As for his publisher, the success of his first novel and first book of poetry, created the opportunity to publish more daring fare during this period. The reading public may not have been ready for poems that included topics ranging from prostitutes, sex, erections and semen in 1923, but the times were a changing and Cummings confidence was growing. Cummings curated with his publisher some of his best latest work and combined it with some of the more risque or experimental material written from 1919 to 1923 and published it in two new volumes of poetry.  Cummings published & (AND) in 1925, and is 5 in 1926. Cummings was becoming the poet he wanted to be, but sales of both books were meager, and the main source of his income remained his writing for Vanity Fair. 

I intentionally selected two very testosterone driven poems, one from the 1925 volume and one from the 1926.   I think it can be hard for women to sometimes relate to the constant nature of most young men’s sex drive (and some old men, or just men in general) and how the machinations of their penis goes beyond rational thought.  The sonnet above is not one of Cummings best work, but it likely one of the most honest poems about arousal and the power of shared climax (or unshared) that had been published up to that point in literature.  It is not thinly veiled or hidden behind fractured grammar.  Cummings deals with a topic that  few lovers articulate out loud or in black and white with each other – cum changes everything.

The second poem i suspect deals with topics that are both flash backs from Cummings war years, and a study in the people all around him in New York.  Cummings and Lowell were different in one fundamental way that created an ocean between their lives as grown men, Cummings lived with other blue collar or even impoverished people, he lived in a poor neighborhood.   He had friends who had money and benefited from those friendships, but he lived a simple life, with few possessions, and certainly not in an upscale neighborhood of New York like Lowell.  Cummings was a working class artist his entire life, that is where he was most comfortable, where he was most productive.  He lived at 4 Patchin Place for nearly 40 years. But it can be hard as a struggling artist to fit in with other working class people in your neighborhood.  There is a lifestyle unique to the true Bohemian artist that people pulling down 12 hour shifts of manual labor can’t really relate.  There is a certain freedom both in time and labor and thought, of self determination, by living off your artistic talents, that artists can take great pride in, even if it is meager fare, that working class people have a hard time relating too, despite their incomes being similar.

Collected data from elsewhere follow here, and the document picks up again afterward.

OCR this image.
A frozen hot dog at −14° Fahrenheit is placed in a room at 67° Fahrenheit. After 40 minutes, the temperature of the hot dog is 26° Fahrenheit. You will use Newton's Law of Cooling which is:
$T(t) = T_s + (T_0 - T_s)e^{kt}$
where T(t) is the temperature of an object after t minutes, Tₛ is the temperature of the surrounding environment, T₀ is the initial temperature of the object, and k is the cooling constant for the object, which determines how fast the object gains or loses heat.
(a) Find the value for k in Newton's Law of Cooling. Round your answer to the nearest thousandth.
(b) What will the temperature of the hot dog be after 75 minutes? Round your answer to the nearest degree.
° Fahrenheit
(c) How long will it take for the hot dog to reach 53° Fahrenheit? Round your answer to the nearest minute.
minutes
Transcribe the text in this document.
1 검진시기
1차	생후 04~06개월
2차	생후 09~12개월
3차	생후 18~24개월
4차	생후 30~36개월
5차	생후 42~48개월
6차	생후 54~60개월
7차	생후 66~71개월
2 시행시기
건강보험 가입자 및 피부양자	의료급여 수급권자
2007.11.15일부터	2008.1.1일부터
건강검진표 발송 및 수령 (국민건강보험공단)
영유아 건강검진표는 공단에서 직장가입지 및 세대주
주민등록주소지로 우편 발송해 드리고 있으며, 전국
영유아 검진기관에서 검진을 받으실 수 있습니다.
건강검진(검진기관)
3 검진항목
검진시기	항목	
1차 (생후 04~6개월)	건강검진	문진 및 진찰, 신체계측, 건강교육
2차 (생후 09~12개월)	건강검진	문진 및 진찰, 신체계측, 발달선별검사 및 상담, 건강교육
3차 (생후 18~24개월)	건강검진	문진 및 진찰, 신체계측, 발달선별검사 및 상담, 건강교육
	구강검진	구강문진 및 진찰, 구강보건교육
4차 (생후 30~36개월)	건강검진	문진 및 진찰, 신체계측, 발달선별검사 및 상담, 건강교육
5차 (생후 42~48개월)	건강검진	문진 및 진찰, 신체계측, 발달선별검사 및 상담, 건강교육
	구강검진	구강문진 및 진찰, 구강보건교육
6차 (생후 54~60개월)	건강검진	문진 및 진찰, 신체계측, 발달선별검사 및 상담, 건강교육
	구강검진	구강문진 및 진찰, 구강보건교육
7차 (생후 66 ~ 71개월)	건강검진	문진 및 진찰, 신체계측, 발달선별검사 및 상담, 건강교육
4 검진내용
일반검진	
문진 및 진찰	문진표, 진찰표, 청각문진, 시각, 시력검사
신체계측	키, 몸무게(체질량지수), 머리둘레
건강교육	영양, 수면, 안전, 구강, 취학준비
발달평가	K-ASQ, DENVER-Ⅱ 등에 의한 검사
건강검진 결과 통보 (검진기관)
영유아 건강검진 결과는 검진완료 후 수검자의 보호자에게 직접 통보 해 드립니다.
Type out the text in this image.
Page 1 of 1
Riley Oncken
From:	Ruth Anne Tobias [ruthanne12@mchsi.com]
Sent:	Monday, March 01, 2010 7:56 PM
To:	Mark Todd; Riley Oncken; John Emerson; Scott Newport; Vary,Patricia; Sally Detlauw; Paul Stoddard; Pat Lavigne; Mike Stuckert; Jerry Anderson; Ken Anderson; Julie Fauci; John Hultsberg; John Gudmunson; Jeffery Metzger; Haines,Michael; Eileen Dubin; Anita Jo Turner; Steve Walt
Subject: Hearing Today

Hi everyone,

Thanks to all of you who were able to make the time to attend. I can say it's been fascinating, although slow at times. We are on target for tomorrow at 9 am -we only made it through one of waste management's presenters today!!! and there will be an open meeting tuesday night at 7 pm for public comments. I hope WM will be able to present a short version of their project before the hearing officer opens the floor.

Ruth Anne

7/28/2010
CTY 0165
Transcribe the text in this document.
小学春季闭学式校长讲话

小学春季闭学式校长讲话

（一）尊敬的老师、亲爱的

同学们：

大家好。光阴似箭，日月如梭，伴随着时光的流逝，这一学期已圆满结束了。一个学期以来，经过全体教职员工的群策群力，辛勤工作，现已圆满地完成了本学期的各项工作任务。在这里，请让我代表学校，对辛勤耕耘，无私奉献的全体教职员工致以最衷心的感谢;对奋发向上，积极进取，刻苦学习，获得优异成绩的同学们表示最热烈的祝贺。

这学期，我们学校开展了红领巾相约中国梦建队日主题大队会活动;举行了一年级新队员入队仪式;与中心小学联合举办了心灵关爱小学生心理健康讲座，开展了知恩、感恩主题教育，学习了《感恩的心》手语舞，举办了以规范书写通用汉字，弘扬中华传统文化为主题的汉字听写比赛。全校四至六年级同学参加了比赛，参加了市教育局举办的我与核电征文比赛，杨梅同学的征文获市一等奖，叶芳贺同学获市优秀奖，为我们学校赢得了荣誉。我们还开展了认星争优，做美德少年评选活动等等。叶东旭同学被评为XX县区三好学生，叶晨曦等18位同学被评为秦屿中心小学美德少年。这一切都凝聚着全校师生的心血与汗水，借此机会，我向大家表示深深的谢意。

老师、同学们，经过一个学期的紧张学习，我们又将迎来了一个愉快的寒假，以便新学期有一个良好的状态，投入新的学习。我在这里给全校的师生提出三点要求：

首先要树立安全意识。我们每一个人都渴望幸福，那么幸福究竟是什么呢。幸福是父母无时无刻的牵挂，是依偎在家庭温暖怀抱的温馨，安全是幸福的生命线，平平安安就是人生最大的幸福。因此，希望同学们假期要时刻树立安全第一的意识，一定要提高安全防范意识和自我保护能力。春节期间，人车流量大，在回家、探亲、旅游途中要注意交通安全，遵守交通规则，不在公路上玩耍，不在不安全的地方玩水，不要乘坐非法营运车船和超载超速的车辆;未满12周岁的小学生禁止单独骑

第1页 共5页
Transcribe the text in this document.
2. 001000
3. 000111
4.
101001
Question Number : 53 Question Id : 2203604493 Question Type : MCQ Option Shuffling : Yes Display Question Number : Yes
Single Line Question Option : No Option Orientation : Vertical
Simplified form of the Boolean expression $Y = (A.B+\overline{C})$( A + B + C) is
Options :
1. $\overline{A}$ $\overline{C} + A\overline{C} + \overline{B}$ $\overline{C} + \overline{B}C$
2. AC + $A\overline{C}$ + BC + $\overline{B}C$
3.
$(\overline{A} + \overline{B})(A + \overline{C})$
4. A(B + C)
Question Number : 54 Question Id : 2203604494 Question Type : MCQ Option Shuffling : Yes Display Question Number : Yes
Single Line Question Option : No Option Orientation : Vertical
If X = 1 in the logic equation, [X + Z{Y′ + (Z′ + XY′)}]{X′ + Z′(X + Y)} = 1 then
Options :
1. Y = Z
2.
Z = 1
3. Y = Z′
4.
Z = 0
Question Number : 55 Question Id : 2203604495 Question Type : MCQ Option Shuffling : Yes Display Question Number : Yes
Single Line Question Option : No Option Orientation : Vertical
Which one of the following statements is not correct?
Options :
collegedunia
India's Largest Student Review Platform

In my reading of the second poem, Cummings is channeling the feelings he had experienced during the war as a young man, when he didn’t fit very well among his fellow volunteers in the ambulance brigade, particularly alongside the older more sexually experienced or indulgent counterparts, because in part, he was too darn well behaved.  Cummings didn’t indulge his youthful sexual energy, he didn’t take advantage of the proclivities available with prostitutes, either in Paris or in New York City, but he felt the same urges, like a gong on his Mother’s grandfather clock striking midnight.  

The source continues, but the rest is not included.